In just 14 months, the CLP Government has slammed the brakes on our visitor economy:
- They have cut funding to the combined tourism, events and screen sector by a whopping 23 per cent;
- The screen industry alone has suffered a $1.5 million cut under the CLP compared to the previous financial year;
- Despite the tourism industry highlighting the importance of cultural tourism, they have ripped funding out of the Aboriginal and Torres Strait Islander Art Gallery in Alice Springs — a project that would have attracted 53,000 visitors and injected $64 million into the economy each year;
- They have scrapped the Darwin State Square Art Gallery and left it as an empty shell;
- They have scaled back tourism investments, including scrapping upgrades to the Central Arnhem Road and Alice Springs tourism infrastructure; and
- They have failed to keep routes flying into Central Australia year-round.

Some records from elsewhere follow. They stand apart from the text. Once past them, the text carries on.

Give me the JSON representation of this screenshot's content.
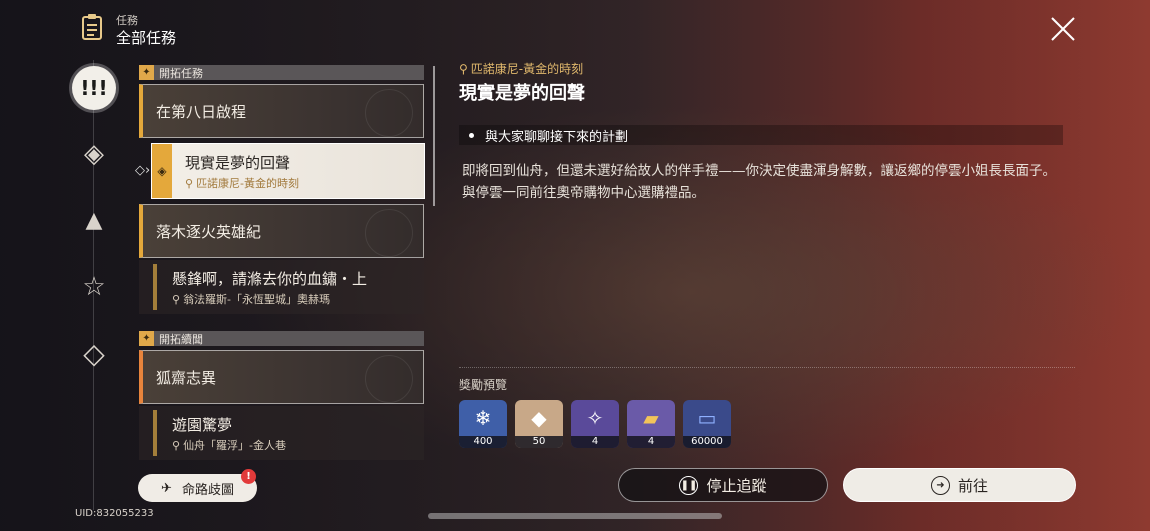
{
  "header": {
    "section_small": "任務",
    "title": "全部任務"
  },
  "sidebar": {
    "items": [
      {
        "icon": "exclamation-icon",
        "glyph": "!!!",
        "active": true
      },
      {
        "icon": "trailblaze-diamond-icon",
        "glyph": "◈"
      },
      {
        "icon": "triangle-icon",
        "glyph": "▲"
      },
      {
        "icon": "star-icon",
        "glyph": "☆"
      },
      {
        "icon": "diamond-icon",
        "glyph": "◇"
      }
    ]
  },
  "list": {
    "sections": [
      {
        "label": "開拓任務"
      },
      {
        "label": "開拓續聞"
      }
    ],
    "quests": [
      {
        "title": "在第八日啟程"
      },
      {
        "title": "現實是夢的回聲",
        "location": "匹諾康尼-黃金的時刻"
      },
      {
        "title": "落木逐火英雄紀"
      },
      {
        "title": "懸鋒啊，請滌去你的血鏽・上",
        "location": "翁法羅斯-「永恆聖城」奧赫瑪"
      },
      {
        "title": "狐齋志異"
      },
      {
        "title": "遊園驚夢",
        "location": "仙舟「羅浮」-金人巷"
      }
    ]
  },
  "detail": {
    "location": "匹諾康尼-黃金的時刻",
    "title": "現實是夢的回聲",
    "objective": "與大家聊聊接下來的計劃",
    "description": [
      "即將回到仙舟，但還未選好給故人的伴手禮——你決定使盡渾身解數，讓返鄉的停雲小姐長長面子。",
      "與停雲一同前往奧帝購物中心選購禮品。"
    ]
  },
  "rewards": {
    "label": "獎勵預覽",
    "items": [
      {
        "icon": "credit-crystal-icon",
        "count": "400",
        "color": "#3f5fa8"
      },
      {
        "icon": "stellar-jade-icon",
        "count": "50",
        "color": "#c8a888"
      },
      {
        "icon": "material-purple-icon",
        "count": "4",
        "color": "#5a4a9a"
      },
      {
        "icon": "book-gold-icon",
        "count": "4",
        "color": "#6a5aa8"
      },
      {
        "icon": "credit-card-icon",
        "count": "60000",
        "color": "#3a4a8a"
      }
    ]
  },
  "buttons": {
    "stop_tracking": "停止追蹤",
    "go": "前往",
    "destiny_map": "命路歧圖",
    "alert": "!"
  },
  "footer": {
    "uid": "UID:832055233"
  }
}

The CLP can rush out all the glossy “high-level strategy frameworks” they like — but their cuts to tourism tell a different story.
Under the former Territory Labor Government, action and industry growth were driven by a comprehensive and well-considered tourism industry strategy, a cruise tourism strategy, an Aboriginal tourism strategy, a long-term business events strategy, a drive tourism strategy, an aviation strategy and the Territory Aviation Scheme — all designed to strengthen visitation, connectivity, and investment.
Territory Labor backs the people who keep this industry running, with a record of delivering real projects, supporting operators and driving visitation across the Territory.
We acknowledge their contribution to the 2025 Visitor Economy Strategy and will continue to call for projects and investment that deliver them real results.